Vatan ve kimlik üzerine

Bundan önceki yazılarımda millet, milliyetçilik, ırkçılık gibi konulara yer verdim. Bu yazıyı ise oldukça tartışmalı kavramlar haline dönüşen vatan ve kimlik üzerine yazıp, üçlemeyi tamamlamak istedim.
Avusturya’ya gelen ilk kuşağın torunları bugün üçüncü kuşak, onların çocukları da dördüncü kuşak Türk toplumu olarak bu ülkede yaşamaya devam ediyorlar. Bunların pek çoğu doğup büyüdüğü Avusturya’nın vatandaşlığına geçti; Türkiye tatillerde gidilen bir ülke haline geldi. Bununla birlikte dedelerinden, babalarından miras gibi aldıkları vatan, millet, bayrak sevgisini yüreklerinde taşıyorlar; vatan deyince yürekleri Türkiye için atıyor, bayrak deyince de dillerinden Türkiye’yi düşürmüyorlar. Türkiye onlar için her daim gidemeseler bile zihinlerine yer eden bir ütopya, bir hayal ülkesi olarak varlığını sürdürüyor. Nasıl sürdürmesin ki…  Yahya Kemal Beyatlı’nın ifadesi ile “maziyi vatandan ayırmak, ruhu bedenden ayırmak kadar zordur”. Geleneksel aidiyet bağlarına göre, -kişi istemese de- içinde doğduğu toplumun kimliği ile anılıyor. Ne Avusturya’dan vaz geçilebiliyor, ne de Türkiye unutulabiliyor. Bu kimlik vatan ile ilişkilendiriliyor. Nihayetinde vatan kavramının etrafında da kimlik oluşturuluyor.

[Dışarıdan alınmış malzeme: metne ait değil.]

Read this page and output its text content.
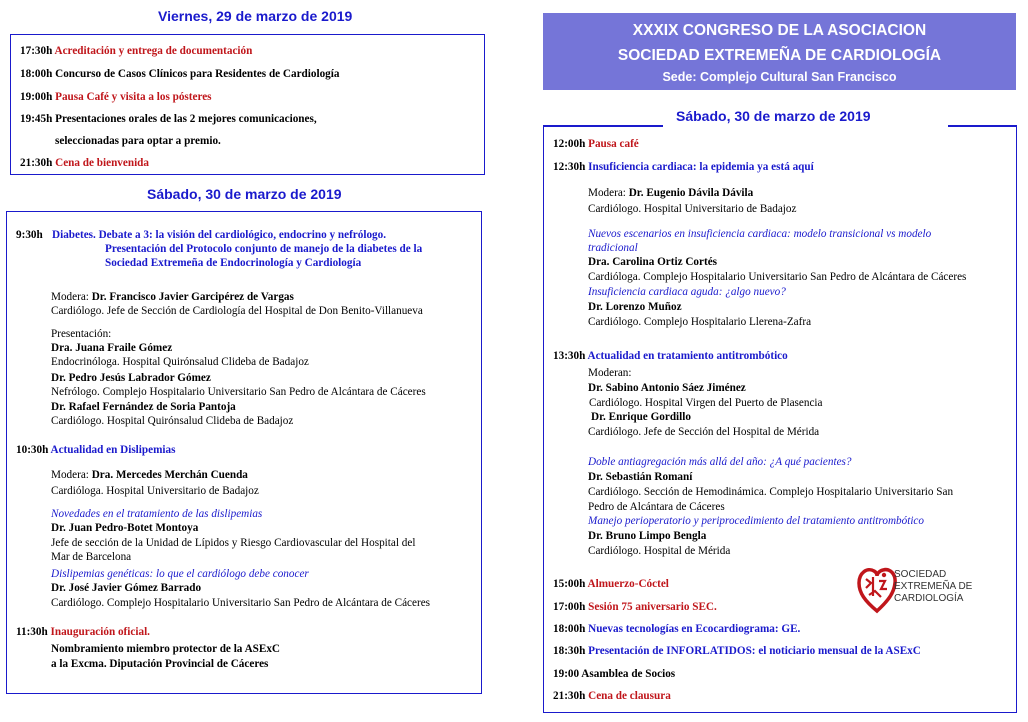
Viernes, 29 de marzo de 2019
17:30h Acreditación y entrega de documentación
18:00h Concurso de Casos Clínicos para Residentes de Cardiología
19:00h Pausa Café y visita a los pósteres
19:45h Presentaciones orales de las 2 mejores comunicaciones,
seleccionadas para optar a premio.
21:30h Cena de bienvenida
Sábado, 30 de marzo de 2019
9:30h Diabetes. Debate a 3: la visión del cardiológico, endocrino y nefrólogo.
Presentación del Protocolo conjunto de manejo de la diabetes de la
Sociedad Extremeña de Endocrinología y Cardiología
Modera: Dr. Francisco Javier Garcipérez de Vargas
Cardiólogo. Jefe de Sección de Cardiología del Hospital de Don Benito-Villanueva
Presentación:
Dra. Juana Fraile Gómez
Endocrinóloga. Hospital Quirónsalud Clideba de Badajoz
Dr. Pedro Jesús Labrador Gómez
Nefrólogo. Complejo Hospitalario Universitario San Pedro de Alcántara de Cáceres
Dr. Rafael Fernández de Soria Pantoja
Cardiólogo. Hospital Quirónsalud Clideba de Badajoz
10:30h Actualidad en Dislipemias
Modera: Dra. Mercedes Merchán Cuenda
Cardióloga. Hospital Universitario de Badajoz
Novedades en el tratamiento de las dislipemias
Dr. Juan Pedro-Botet Montoya
Jefe de sección de la Unidad de Lípidos y Riesgo Cardiovascular del Hospital del
Mar de Barcelona
Dislipemias genéticas: lo que el cardiólogo debe conocer
Dr. José Javier Gómez Barrado
Cardiólogo. Complejo Hospitalario Universitario San Pedro de Alcántara de Cáceres
11:30h Inauguración oficial.
Nombramiento miembro protector de la ASExC
a la Excma. Diputación Provincial de Cáceres
XXXIX CONGRESO DE LA ASOCIACION
SOCIEDAD EXTREMEÑA DE CARDIOLOGÍA
Sede: Complejo Cultural San Francisco
Sábado, 30 de marzo de 2019
12:00h Pausa café
12:30h Insuficiencia cardiaca: la epidemia ya está aquí
Modera: Dr. Eugenio Dávila Dávila
Cardiólogo. Hospital Universitario de Badajoz
Nuevos escenarios en insuficiencia cardiaca: modelo transicional vs modelo
tradicional
Dra. Carolina Ortiz Cortés
Cardióloga. Complejo Hospitalario Universitario San Pedro de Alcántara de Cáceres
Insuficiencia cardiaca aguda: ¿algo nuevo?
Dr. Lorenzo Muñoz
Cardiólogo. Complejo Hospitalario Llerena-Zafra
13:30h Actualidad en tratamiento antitrombótico
Moderan:
Dr. Sabino Antonio Sáez Jiménez
Cardiólogo. Hospital Virgen del Puerto de Plasencia
Dr. Enrique Gordillo
Cardiólogo. Jefe de Sección del Hospital de Mérida
Doble antiagregación más allá del año: ¿A qué pacientes?
Dr. Sebastián Romaní
Cardiólogo. Sección de Hemodinámica. Complejo Hospitalario Universitario San
Pedro de Alcántara de Cáceres
Manejo perioperatorio y periprocedimiento del tratamiento antitrombótico
Dr. Bruno Limpo Bengla
Cardiólogo. Hospital de Mérida
15:00h Almuerzo-Cóctel
17:00h Sesión 75 aniversario SEC.
18:00h Nuevas tecnologías en Ecocardiograma: GE.
18:30h Presentación de INFORLATIDOS: el noticiario mensual de la ASExC
19:00 Asamblea de Socios
21:30h Cena de clausura
SOCIEDAD
EXTREMEÑA DE
CARDIOLOGÍA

Avusturyalıların ülkelerindeki Türkiye kökenlileri Avusturya bayrağı altında Avusturya vatandaşı olarak kabul etmesi; yeni doğanlara veya yasada öngörülen şartları sağlayan başvuru sahiplerine vatandaşlık hakkı vermesi, siyasi bir tercih olmasının yanı sıra, göç sonrası dönemde yeni bir kimlik oluşturulması kararlılığının izlerini de taşıyor. Toplumun, içinde barındırdığı “ötekileri” kendi bünyesinde eritmesi elbette zaman alacak bir süreçtir. Bu süreç öyle kolay, akşamdan sabaha tamamlanacak bir süreç değildir. Avusturyalıların çok kültürlü bir hayatı benimsemesi ve imperyal mensubiyeti dışında oluşturduğu yeni habitusu, yani toplum olarak algılama, hissetme, düşünme ve davranış modelleri geliştirme edimleri, bu bilinçle yapılandırması gerekecektir. “Ötekilerin” de vatandaşlık bağlarını kabul ederek, ortak bir gelecekte yaşamayı zımnen kabul etmesi, taşıyıcı kültürü tanıması - toplumsal ve sosyal hayatın içinde olmak için özveri ve çaba göstermesi ve köken kültürü ile çatışmaya son vermesi gerekir. Bu çaba egemen kültürün buyurganlığı altındaki azınlık kültüre kendi öznel değerlerini terk etmesini dayatmamalı; aksine gelecek kuşaklara aktarabilmesi için fırsatlar oluşturulmasına katkı sağlamalıdır.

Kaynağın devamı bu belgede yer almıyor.